OH, DEAR. By "telling it like it is" he means telling it like we've been told for the last 30 years: "Australia and other industrialized nations need to take urgent action to avert environmental disaster."
Really? You know, I don't like to complain but maybe that Tarkine forest is part of the problem. Here's a headline from The National Post of Canada last Friday: "Forests May Contribute To Global Warming: Study."
This was at Stanford University. They developed a model that covered most of the Northern Hemisphere in forest and found that global temperature increased three degrees - which is several times more than the alleged CO2 emissions. Heat-wise, a forest is like a woman in a black burka in the middle of the Iraqi desert. In my state of New Hampshire, we've got far more forest than we did a century or two centuries ago. Could reforestation be causing more global warming than my two-mile-per-gallon Chevrolet Resource-Depleter? Clearly I need several million dollars to investigate further.
I SAID above that any day the Kyotophiles will be citing lack of climate change as evidence of climate change. But, in essence, that's what they've been doing for years. For example, just before Christmas, Rutgers University put out a press release headed "Global Warming Doubles Rate Of Ocean Rise."
Whoa, sell that beachfront property now! If things keep up like this, Sydney's excitable "youths" will be having to rampage in diving suits. But hang on, what exactly do they mean by the "rate" "doubling?" Professor Kenneth Miller claims to have proved that from 5,000 years ago to about 200 years ago the global ocean rise was about one millimeter a year. But since 1850 it's been rising at two millimeters a year. In other words, it doubled sometime in the early 19th century and has stayed the same ever since, apparently impervious to the industrialization of Europe, China, India and much of the rest of Asia, as well as to the invention of the automobile, the aerosol deodorant and the private jet Barbra Streisand used when she flew in to Washington to discuss global warming with President Clinton. Yet nobody thought to headline the story "Rate Of Ocean Rise Unchanged For Over A Century And A Half."
One day, the world will marvel at the environmental hysteria at our time, and the deeply damaging corruption of science in the cause of an alarmist cult. The best thing this week's conference could do is inculcate a certain modesty, not least in Senator Campbell, about an issue which is almost entirely speculative.

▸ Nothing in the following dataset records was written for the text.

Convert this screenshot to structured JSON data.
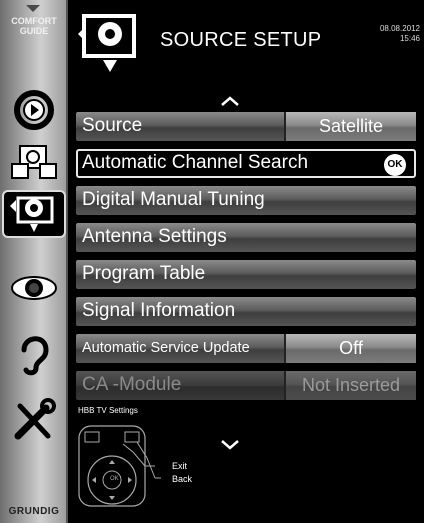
{
  "sidebar": {
    "comfort_guide": "COMFORT\nGUIDE",
    "comfort_line1": "COMFORT",
    "comfort_line2": "GUIDE",
    "icons": [
      "play-icon",
      "network-source-icon",
      "source-setup-icon",
      "eye-icon",
      "ear-icon",
      "tools-icon"
    ],
    "brand": "GRUNDIG"
  },
  "header": {
    "title": "SOURCE SETUP",
    "date": "08.08.2012",
    "time": "15:46"
  },
  "menu": {
    "items": [
      {
        "label": "Source",
        "value": "Satellite"
      },
      {
        "label": "Automatic Channel Search",
        "action": "OK"
      },
      {
        "label": "Digital Manual Tuning"
      },
      {
        "label": "Antenna Settings"
      },
      {
        "label": "Program Table"
      },
      {
        "label": "Signal Information"
      },
      {
        "label": "Automatic Service Update",
        "value": "Off"
      },
      {
        "label": "CA -Module",
        "value": "Not Inserted"
      }
    ],
    "footer_item": "HBB TV Settings"
  },
  "help": {
    "exit": "Exit",
    "back": "Back",
    "ok": "OK"
  },
  "colors": {
    "background": "#000000",
    "sidebar": "#a8a8a8",
    "highlight_border": "#e8e8e8"
  }
}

We don't know how or why climate changes. We do know it's changed dramatically throughout the planet's history - including the so-called "Little Ice Age" back in pre-industrial Europe, when I was still driving a Ford Oxcart - and that, by comparison, the industrial age has been a time of relative climate stability. But, of course, as with that "hockey stick," it depends how you draw the graph.
Question: Why do most "global warming" advocates begin their scare statistics with "since 1970"? As in, "since 1970" there's been global surface warming of half a degree or so.
Because from 1940 to 1970, temperatures fell. Now why would that be? Who knows? Maybe it was Hitler. Maybe world wars are good for the planet.
Or maybe we should all take a deep breath of CO2 and calm down.